The Inheritors with the wraparound band by William Golding first edition 1955
London: Faber and Faber Ltd., 1955
8vo., original blue publisher’s cloth, lettered in gilt to backstrip with publisher’s name to foot; together in both the original unclipped pictorial dust jacket (12s 6d net), featuring a drawing by Anthony Gross, and the scarce wraparound band with four reviews from the Telegraph, Spectator, Observer and Encounter; pp. [x], 11-233, [vii]; an excellent example, lightly rubbed to spine tips with a couple of tiny dents to edges; internally clean and bright; one tiny spot to the fore-edge, and an unobtrusive purple ink stamp to rear paste-down; the jacket very good, slightly browned at edges and creased along folds; some minimal browning to the backstrip with a couple of tiny nicks to head; wraparound band with some light vertical creases, but seldom found at all.
First edition of Golding’s second novel, published after the great success of Lord of the Flies the previous year. This copy with contemporary ownership name and date of author Anthony Price to the front free endpaper. Price was the author of numerous thrillers, published in the 1970s and 80s with a focus on espionage.

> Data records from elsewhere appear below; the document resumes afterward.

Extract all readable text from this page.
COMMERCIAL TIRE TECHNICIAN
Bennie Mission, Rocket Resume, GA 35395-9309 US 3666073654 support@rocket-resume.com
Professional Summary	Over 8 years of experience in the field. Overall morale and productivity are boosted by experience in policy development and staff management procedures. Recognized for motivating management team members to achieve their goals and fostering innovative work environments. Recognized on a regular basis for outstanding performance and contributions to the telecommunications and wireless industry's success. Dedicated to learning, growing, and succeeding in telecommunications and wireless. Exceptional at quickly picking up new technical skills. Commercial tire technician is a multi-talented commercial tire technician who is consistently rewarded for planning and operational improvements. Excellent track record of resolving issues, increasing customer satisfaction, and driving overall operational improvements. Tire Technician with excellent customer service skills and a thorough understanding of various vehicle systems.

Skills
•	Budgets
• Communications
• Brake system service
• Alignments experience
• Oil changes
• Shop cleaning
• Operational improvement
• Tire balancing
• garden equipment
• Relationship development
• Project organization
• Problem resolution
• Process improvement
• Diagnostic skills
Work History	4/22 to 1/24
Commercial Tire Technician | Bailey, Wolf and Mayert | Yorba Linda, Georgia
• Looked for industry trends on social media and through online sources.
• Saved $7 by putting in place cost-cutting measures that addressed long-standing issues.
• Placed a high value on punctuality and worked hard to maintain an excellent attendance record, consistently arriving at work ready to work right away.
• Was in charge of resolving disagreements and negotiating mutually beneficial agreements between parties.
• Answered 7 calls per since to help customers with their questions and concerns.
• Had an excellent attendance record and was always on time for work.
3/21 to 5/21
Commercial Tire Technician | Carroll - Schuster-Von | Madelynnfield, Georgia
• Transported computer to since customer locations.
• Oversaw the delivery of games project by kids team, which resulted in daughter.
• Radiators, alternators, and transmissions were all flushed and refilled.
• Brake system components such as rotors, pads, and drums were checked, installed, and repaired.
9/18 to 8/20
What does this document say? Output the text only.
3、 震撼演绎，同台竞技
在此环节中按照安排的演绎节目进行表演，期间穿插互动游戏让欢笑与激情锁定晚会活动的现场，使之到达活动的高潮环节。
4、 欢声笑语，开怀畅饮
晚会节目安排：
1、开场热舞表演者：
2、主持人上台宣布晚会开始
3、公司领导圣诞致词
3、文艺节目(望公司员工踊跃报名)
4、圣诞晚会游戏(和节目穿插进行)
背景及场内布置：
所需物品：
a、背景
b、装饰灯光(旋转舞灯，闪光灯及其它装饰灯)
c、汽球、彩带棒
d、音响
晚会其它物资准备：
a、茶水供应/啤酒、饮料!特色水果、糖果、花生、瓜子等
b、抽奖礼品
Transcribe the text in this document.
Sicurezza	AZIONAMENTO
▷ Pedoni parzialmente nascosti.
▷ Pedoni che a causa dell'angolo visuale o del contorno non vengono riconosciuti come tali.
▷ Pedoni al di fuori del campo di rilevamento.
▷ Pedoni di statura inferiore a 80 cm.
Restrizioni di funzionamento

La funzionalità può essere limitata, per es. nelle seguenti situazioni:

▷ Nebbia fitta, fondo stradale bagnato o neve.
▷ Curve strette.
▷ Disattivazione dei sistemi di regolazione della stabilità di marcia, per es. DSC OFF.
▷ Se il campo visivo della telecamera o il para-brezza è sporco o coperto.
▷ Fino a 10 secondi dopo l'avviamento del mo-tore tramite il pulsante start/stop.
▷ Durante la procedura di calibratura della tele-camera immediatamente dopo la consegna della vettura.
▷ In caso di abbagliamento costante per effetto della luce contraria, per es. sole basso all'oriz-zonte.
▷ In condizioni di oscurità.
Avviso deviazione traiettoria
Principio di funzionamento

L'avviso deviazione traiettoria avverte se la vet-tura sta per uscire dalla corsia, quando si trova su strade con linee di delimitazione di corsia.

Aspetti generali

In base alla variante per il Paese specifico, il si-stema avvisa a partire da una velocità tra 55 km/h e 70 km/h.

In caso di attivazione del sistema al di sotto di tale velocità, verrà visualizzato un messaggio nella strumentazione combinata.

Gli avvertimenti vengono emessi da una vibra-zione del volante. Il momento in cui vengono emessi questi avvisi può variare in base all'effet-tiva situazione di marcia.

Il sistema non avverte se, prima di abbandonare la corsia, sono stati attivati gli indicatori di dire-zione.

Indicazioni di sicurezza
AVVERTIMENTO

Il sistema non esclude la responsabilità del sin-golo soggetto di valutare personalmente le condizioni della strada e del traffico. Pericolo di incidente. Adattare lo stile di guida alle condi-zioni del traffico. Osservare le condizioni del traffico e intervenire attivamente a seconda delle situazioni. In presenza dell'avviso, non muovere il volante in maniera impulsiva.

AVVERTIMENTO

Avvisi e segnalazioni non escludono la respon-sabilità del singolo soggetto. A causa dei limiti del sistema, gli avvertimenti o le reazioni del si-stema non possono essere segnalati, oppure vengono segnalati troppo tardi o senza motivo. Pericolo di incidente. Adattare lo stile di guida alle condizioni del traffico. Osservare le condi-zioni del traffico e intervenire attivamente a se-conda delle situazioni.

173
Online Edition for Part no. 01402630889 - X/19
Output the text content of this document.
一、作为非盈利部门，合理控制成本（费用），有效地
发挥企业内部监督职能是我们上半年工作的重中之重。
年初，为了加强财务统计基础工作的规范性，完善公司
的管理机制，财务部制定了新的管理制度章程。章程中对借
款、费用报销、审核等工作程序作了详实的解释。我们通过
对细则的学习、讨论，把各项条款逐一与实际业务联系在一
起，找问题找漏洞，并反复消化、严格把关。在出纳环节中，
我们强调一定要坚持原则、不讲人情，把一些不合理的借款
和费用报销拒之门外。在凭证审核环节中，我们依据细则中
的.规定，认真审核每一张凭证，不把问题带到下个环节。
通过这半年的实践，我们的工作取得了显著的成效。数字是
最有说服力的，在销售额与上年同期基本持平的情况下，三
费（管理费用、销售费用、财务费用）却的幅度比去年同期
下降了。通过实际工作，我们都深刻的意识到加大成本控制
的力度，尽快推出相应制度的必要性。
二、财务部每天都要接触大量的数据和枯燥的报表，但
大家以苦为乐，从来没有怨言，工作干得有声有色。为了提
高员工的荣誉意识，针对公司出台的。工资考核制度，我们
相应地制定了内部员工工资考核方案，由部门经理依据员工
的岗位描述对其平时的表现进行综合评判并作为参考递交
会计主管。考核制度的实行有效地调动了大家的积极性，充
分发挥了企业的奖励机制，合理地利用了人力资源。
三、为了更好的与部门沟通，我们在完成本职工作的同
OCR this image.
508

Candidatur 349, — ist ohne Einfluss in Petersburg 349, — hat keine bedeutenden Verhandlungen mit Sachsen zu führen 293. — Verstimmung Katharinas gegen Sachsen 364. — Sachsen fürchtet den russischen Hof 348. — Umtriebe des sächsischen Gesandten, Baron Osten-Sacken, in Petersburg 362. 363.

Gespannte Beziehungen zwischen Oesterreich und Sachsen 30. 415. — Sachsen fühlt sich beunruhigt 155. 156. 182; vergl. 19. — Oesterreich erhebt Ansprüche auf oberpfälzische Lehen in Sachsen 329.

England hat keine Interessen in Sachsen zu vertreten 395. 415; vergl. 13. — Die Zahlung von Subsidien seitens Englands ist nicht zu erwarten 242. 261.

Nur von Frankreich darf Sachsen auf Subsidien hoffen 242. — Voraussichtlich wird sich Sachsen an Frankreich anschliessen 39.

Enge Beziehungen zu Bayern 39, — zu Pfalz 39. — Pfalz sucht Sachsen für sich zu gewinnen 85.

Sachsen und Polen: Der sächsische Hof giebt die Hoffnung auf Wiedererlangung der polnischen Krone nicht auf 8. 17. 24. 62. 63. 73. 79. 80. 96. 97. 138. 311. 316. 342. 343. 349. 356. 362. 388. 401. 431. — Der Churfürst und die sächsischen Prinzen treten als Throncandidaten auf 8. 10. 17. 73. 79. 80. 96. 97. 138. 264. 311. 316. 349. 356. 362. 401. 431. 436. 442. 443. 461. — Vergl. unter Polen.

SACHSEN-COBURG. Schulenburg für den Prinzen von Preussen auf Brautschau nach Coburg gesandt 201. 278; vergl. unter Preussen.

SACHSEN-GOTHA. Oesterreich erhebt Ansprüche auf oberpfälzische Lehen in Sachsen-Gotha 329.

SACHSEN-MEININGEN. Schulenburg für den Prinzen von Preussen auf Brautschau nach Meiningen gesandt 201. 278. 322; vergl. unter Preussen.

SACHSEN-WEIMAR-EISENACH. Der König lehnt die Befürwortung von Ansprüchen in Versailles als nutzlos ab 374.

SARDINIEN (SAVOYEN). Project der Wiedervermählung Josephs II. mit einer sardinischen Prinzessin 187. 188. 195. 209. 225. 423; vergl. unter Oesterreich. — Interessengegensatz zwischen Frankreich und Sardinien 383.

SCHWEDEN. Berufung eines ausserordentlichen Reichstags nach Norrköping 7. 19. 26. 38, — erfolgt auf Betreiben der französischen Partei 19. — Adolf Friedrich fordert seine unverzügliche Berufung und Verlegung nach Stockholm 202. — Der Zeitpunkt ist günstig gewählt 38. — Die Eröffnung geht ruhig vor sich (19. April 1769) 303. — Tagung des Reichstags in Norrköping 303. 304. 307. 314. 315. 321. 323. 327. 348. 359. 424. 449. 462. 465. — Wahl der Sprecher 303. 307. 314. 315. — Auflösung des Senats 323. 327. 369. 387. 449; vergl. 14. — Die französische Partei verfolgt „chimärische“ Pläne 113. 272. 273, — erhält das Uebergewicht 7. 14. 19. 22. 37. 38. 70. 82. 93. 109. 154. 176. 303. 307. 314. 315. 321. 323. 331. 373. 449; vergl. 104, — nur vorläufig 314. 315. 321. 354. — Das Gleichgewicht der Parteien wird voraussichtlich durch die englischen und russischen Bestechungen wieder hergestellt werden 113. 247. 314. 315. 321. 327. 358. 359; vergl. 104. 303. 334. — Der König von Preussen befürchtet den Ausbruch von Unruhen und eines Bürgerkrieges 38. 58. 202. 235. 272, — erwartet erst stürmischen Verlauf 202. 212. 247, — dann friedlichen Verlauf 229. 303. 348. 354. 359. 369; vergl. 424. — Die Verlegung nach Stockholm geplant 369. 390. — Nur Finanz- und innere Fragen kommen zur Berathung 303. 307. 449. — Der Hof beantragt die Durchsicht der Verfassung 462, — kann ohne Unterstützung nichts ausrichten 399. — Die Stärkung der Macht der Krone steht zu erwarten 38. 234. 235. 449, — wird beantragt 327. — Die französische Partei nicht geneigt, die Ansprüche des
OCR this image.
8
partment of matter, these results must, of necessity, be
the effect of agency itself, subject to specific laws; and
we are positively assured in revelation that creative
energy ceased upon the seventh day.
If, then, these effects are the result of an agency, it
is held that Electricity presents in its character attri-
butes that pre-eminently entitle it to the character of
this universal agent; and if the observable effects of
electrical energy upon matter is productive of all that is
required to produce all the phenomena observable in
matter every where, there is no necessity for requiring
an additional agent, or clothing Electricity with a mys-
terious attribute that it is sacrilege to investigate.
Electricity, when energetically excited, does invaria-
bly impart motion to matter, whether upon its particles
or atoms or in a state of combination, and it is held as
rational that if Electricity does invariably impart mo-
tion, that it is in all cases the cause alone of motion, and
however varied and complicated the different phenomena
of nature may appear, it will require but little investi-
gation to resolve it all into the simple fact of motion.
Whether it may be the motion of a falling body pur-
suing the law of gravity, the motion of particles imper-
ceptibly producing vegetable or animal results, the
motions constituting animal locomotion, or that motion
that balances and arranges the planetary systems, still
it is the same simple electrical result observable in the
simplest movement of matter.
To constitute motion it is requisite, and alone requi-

Golding began work on The Inheritors just a few weeks after Lord of the Flies, and, like his previous work, it began life as a series of notes in a Bishop Wordsworth School notebook - where he was, at the time, teaching English and Religious Education. Golding was keen to preserve similar themes of savagery and the breakdown of civilisation, with the plot this time focusing on a band of Neanderthals, and their interactions with (and fascination by) a group of early humans who have mastered the skills of fire-making, ship-building, and weaponry. Golding himself considered the novel to be his finest, and it remained his firm favourite throughout his life. In an article for The Guardian published in 2015, the author’s daughter Judy writes that “The genius of the book is to take familiar things – the family, the forest, the fascination with and horror of water – and make us see these through the eyes and mind of someone who cannot think like us.” She goes on “he produces a description which at first reads like a lyrical evocation of a beautiful landscape with caverns and light, and many subtle changes….Every reader should have the chance to read this fresh – there should be no spoiling. But I defy anyone to read it unmoved.”
Unusual in both the bright jacket and wraparound.